When I paint. When I write, it is never generic. It is specific. It is personal. When I write about a house, it is a big, yellow, house, with a yellow so inviting, that if you were to walk by, just being you, it would call to you, “come in, you and your heart sit down.” When I write about my mother, people say, “Oh, that’s my mother.” “That’s my sister.” “That’s so me.” When I write about my heart, being overwhelmed or overjoyed, people say, “How did you know exactly what I was feeling?” And the power of these words show me, every day, I am not alone. We are not alone.
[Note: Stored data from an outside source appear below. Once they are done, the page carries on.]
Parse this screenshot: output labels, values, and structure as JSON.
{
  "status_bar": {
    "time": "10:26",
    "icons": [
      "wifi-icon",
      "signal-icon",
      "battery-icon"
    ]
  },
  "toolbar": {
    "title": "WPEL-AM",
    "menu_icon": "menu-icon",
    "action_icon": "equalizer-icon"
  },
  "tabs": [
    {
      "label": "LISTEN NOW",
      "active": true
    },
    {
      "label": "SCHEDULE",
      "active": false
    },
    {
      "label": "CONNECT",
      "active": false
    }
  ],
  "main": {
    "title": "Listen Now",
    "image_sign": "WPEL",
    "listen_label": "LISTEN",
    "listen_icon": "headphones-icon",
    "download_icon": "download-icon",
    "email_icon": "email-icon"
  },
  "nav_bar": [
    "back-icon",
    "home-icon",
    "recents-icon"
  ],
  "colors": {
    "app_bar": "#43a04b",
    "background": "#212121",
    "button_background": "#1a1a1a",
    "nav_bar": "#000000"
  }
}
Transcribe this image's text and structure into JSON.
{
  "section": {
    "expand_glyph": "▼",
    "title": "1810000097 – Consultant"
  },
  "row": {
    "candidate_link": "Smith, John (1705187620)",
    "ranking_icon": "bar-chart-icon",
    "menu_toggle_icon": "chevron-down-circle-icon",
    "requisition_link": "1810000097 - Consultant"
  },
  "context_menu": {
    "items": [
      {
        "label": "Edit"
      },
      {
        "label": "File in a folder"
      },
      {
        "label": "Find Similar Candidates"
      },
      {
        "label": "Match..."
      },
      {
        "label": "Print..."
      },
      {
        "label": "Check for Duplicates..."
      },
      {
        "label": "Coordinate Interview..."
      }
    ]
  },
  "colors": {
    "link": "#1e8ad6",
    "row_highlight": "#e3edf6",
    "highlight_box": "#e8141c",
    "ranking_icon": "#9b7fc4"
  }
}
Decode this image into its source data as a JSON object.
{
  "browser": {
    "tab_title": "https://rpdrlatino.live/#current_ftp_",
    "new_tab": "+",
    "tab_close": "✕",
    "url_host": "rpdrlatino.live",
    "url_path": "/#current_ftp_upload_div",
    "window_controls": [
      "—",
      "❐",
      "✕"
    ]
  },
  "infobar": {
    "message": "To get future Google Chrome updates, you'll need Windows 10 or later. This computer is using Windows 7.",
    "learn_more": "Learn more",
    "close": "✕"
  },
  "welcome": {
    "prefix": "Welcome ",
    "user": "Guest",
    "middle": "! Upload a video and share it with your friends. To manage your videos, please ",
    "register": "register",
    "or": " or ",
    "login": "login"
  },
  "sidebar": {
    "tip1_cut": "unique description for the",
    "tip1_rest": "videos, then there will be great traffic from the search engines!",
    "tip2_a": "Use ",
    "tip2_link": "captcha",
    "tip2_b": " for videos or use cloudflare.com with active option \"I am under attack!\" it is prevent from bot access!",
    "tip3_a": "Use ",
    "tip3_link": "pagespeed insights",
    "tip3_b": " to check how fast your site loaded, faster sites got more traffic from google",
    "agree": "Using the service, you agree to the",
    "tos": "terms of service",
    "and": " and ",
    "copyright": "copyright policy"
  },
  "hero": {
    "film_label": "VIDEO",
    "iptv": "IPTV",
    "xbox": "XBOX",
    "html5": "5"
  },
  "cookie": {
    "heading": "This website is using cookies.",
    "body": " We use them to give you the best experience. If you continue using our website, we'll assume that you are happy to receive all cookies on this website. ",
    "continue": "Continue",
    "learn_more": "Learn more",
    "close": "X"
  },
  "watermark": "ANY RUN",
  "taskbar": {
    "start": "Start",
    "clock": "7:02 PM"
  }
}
I made a painting of my grandmother’s hands. It has been purchased from Chicago to San Francisco. And I know that a piece of my grandmother gets to go there. She gets to pass over Wrigley Field, through the Magnificent Mile, into the loving arms of Illinois. She crosses the largest bridge a girl from Minnesota could ever imagine. And she shows them her hands. These strong and beautiful hands. These hands that could raise nine children, could also build bridges and stadiums, and we were not that different. We were a part of it all. She was. I am.

Each painting holds a story. Each picture, each phrase, is me, with my nose pressed up against the window pane, on Van Dyke Road, nearly wearing the window through with wishes and plans and dreams. Connecting us all, they would take me farther than I even dared to dream.